Who’s liable when a self-driving car collides with another vehicle?—by David Z. Morris
Marissa Mayer launches her first startup—by Lucinda Shen
Facebook’s A.I. is getting better at finding malicious content—but it won’t solve the company’s problems—by Jeremy Kahn
Facebook’s latest efforts to combat hate speech aren’t enough, ADL says—by Danielle Abril
Why Biden must rely on innovation to rejuvenate the economy—Joe Crowley
Google finds a massive problem with the way most modern A.I. systems are designed and trained. Many modern deep learning A.I. systems are trained on historical data and then tested on a subset of this training data that they have not seen before. But, despite often achieving excellent performance on such tests, these machine learning systems frequently fail when deployed in real world environments. This failure is usually attributed to a mismatch between the real world data and the training data which the A.I. system is unable to cope with. But now a major study undertaken by 40 Google researchers and A.I. experts across seven different departments at the company, has found there is a far more fundamental and insidious problem that is often at the heart of this problem.
The issue is a statistical phenomenon called "underspecification" and it has to do with the fact that while deep learning systems are very good at figuring out correlations, cannot determine causation or even take known causal factors into consideration. As a result, it is possible to have two different machine learning systems that, by placing different weights on different datapoints, achieve the identical test set performance but which will have wildly different performances when deployed in the real world.

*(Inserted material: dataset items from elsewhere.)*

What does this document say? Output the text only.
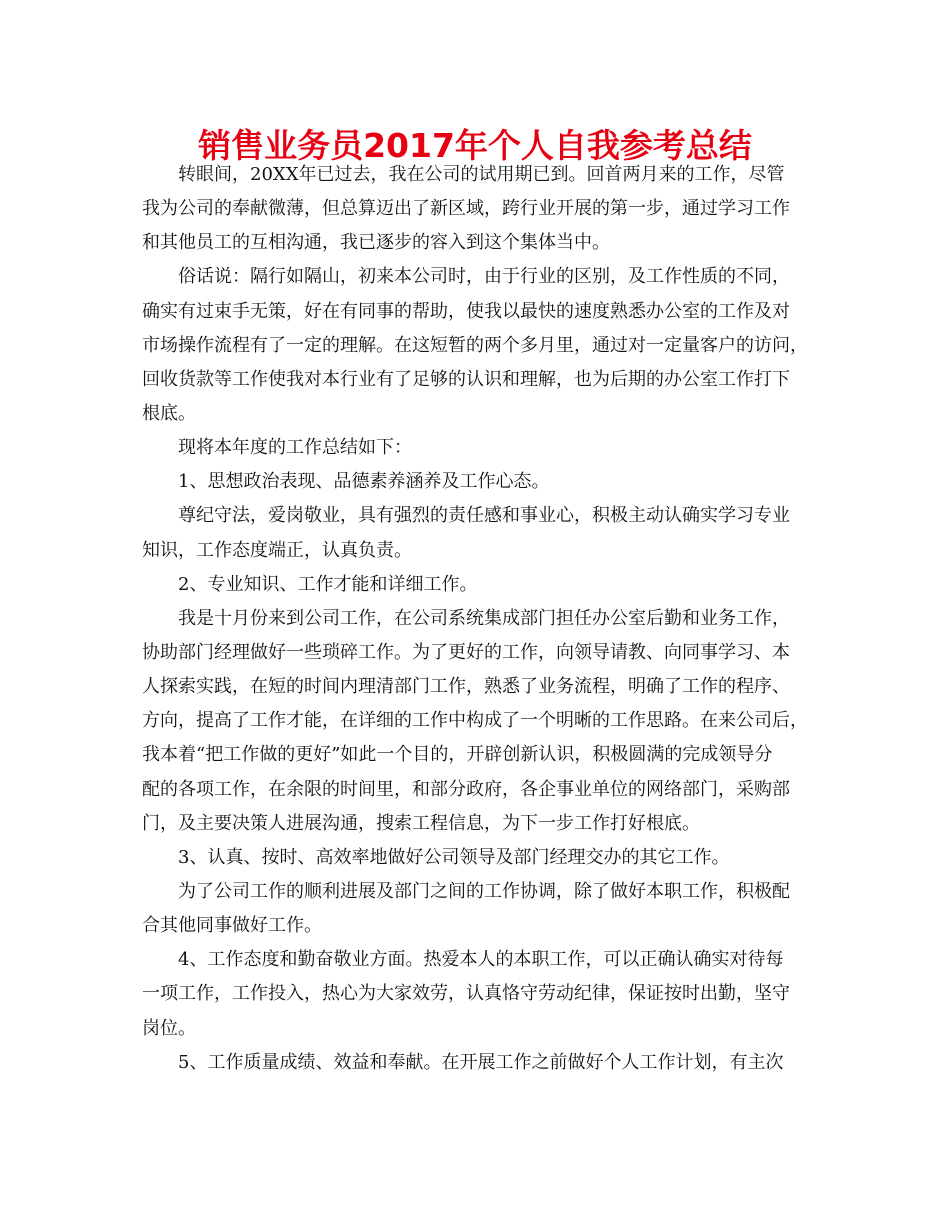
销售业务员2017年个人自我参考总结
转眼间，20XX年已过去，我在公司的试用期已到。回首两月来的工作，尽管
我为公司的奉献微薄，但总算迈出了新区域，跨行业开展的第一步，通过学习工作
和其他员工的互相沟通，我已逐步的容入到这个集体当中。
俗话说：隔行如隔山，初来本公司时，由于行业的区别，及工作性质的不同，
确实有过束手无策，好在有同事的帮助，使我以最快的速度熟悉办公室的工作及对
市场操作流程有了一定的理解。在这短暂的两个多月里，通过对一定量客户的访问，
回收货款等工作使我对本行业有了足够的认识和理解，也为后期的办公室工作打下
根底。
现将本年度的工作总结如下：
1、思想政治表现、品德素养涵养及工作心态。
尊纪守法，爱岗敬业，具有强烈的责任感和事业心，积极主动认确实学习专业
知识，工作态度端正，认真负责。
2、专业知识、工作才能和详细工作。
我是十月份来到公司工作，在公司系统集成部门担任办公室后勤和业务工作，
协助部门经理做好一些琐碎工作。为了更好的工作，向领导请教、向同事学习、本
人探索实践，在短的时间内理清部门工作，熟悉了业务流程，明确了工作的程序、
方向，提高了工作才能，在详细的工作中构成了一个明晰的工作思路。在来公司后，
我本着“把工作做的更好”如此一个目的，开辟创新认识，积极圆满的完成领导分
配的各项工作，在余限的时间里，和部分政府，各企事业单位的网络部门，采购部
门，及主要决策人进展沟通，搜索工程信息，为下一步工作打好根底。
3、认真、按时、高效率地做好公司领导及部门经理交办的其它工作。
为了公司工作的顺利进展及部门之间的工作协调，除了做好本职工作，积极配
合其他同事做好工作。
4、工作态度和勤奋敬业方面。热爱本人的本职工作，可以正确认确实对待每
一项工作，工作投入，热心为大家效劳，认真恪守劳动纪律，保证按时出勤，坚守
岗位。
5、工作质量成绩、效益和奉献。在开展工作之前做好个人工作计划，有主次
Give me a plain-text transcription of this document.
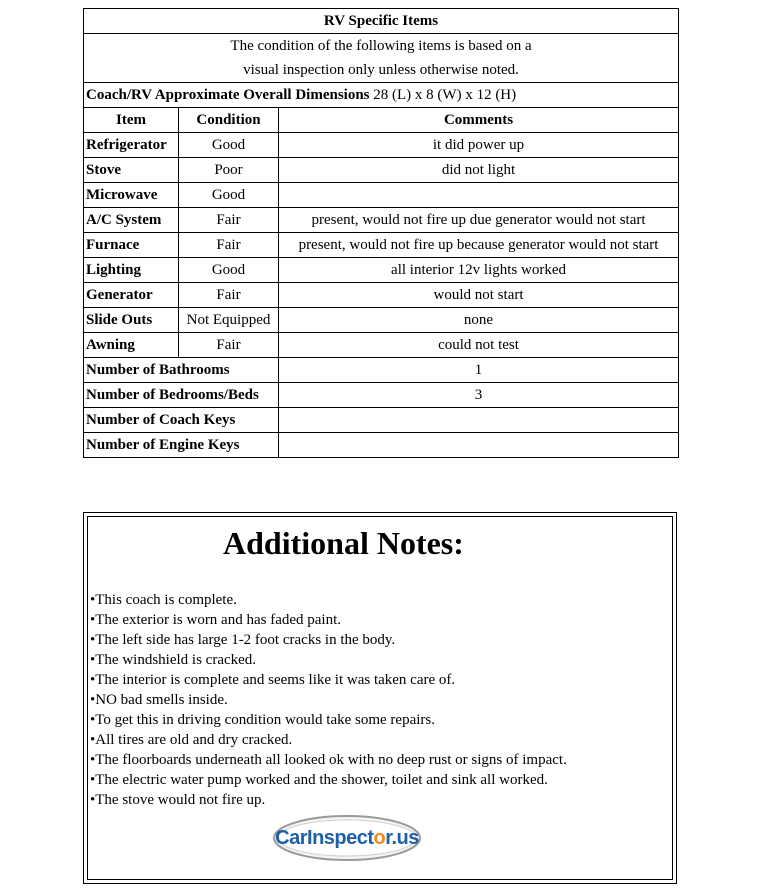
RV Specific Items		

The condition of the following items is based on a
visual inspection only unless otherwise noted.		

Coach/RV Approximate Overall Dimensions 28 (L) x 8 (W) x 12 (H)		
Item	Condition	Comments
Refrigerator	Good	it did power up
Stove	Poor	did not light
Microwave	Good	
A/C System	Fair	present, would not fire up due generator would not start
Furnace	Fair	present, would not fire up because generator would not start
Lighting	Good	all interior 12v lights worked
Generator	Fair	would not start
Slide Outs	Not Equipped	none
Awning	Fair	could not test
Number of Bathrooms		1
Number of Bedrooms/Beds		3
Number of Coach Keys		
Number of Engine Keys		
Additional Notes:
• This coach is complete.
• The exterior is worn and has faded paint.
• The left side has large 1-2 foot cracks in the body.
• The windshield is cracked.
• The interior is complete and seems like it was taken care of.
• NO bad smells inside.
• To get this in driving condition would take some repairs.
• All tires are old and dry cracked.
• The floorboards underneath all looked ok with no deep rust or signs of impact.
• The electric water pump worked and the shower, toilet and sink all worked.
• The stove would not fire up.
CarInspector.us
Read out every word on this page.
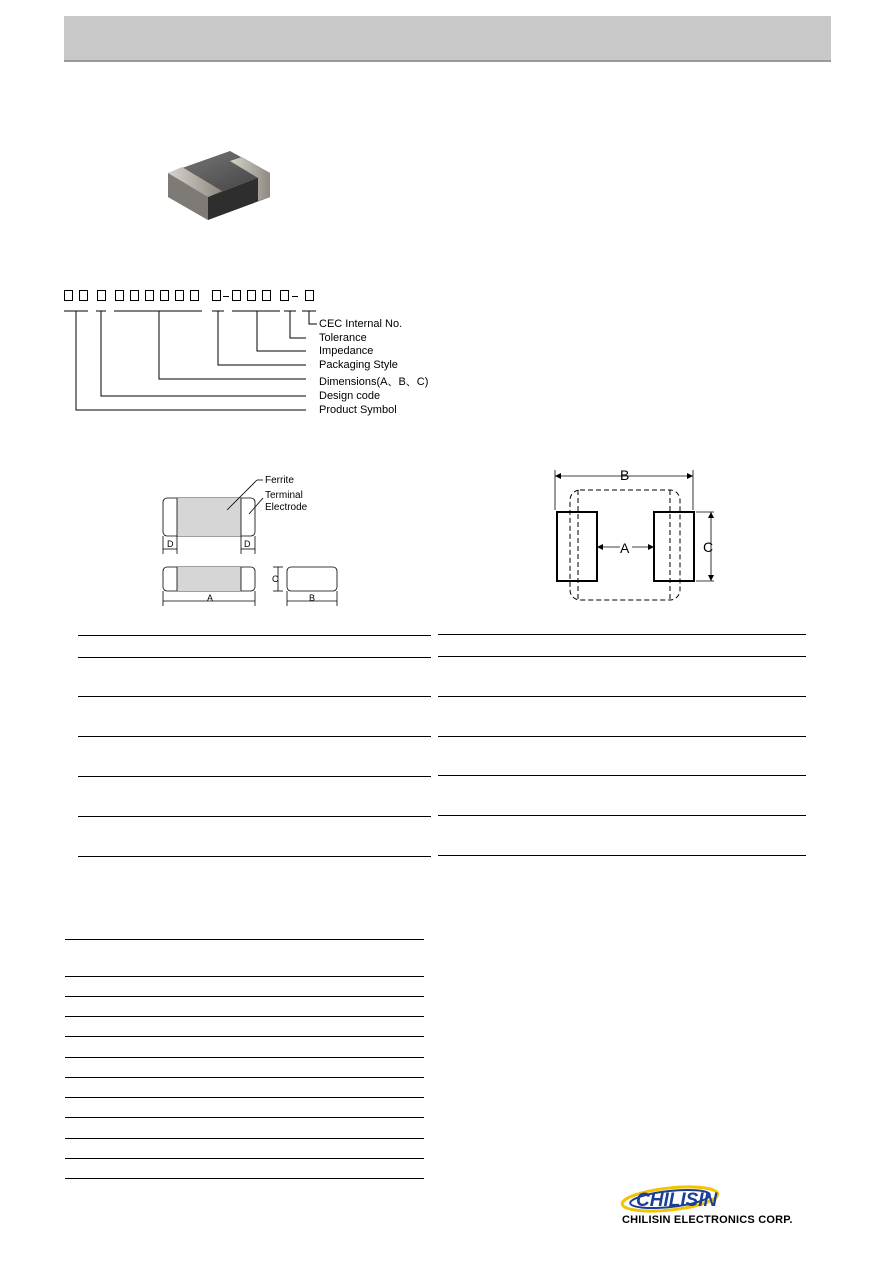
CEC Internal No.
Tolerance
Impedance
Packaging Style
Dimensions(A、B、C)
Design code
Product Symbol
Ferrite
Terminal
Electrode
D	D
C
A	B
B
A	C
CHILISIN
CHILISIN ELECTRONICS CORP.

Google found these problems in a huge number of A.I. systems deployed in the real world including some where underspecification could have life-and-death consequences, such as three different medical A.I. that are supposed to predict eye disease from retinal scans, cancer from skin lesions, and kidney failure from patient records.
“We are asking more of machine-learning models than we are able to guarantee with our current approach,” Alex D’Amour, who led the study, tells M.I.T. Technology Review. This means that in practice, given current training and testing methods, it is actually impossible to tell if you've found the best machine learning model or to have any idea how well that model is actually going to perform in the real world.
What's more, it's not clear that there is any way to solve the problem with most existing deep learning models and training methods. To do so, one would have to endow the deep learning model with a lot more causal structure. But the whole reason that people often want to use a deep learning model in the first place is that they don't actually know or understand the causal relationship between the data and the phenomenon they are trying to predict. As Brandon Rohrer, a machine-learning engineer at iRobot, tells MIT Tech Review: the Google paper is "a wrecking ball" for the entire A.I. field.
For the moment, D'Amour suggests that anyone hoping to deploy a deep learning do a lot more testing, including tests that are specifically designed to fool or break the system. He also suggested that people build many different models for every task they wish to accomplish and then to have these compete against one another on the real world task until it becomes more clear which is actually going to perform best in this live environment.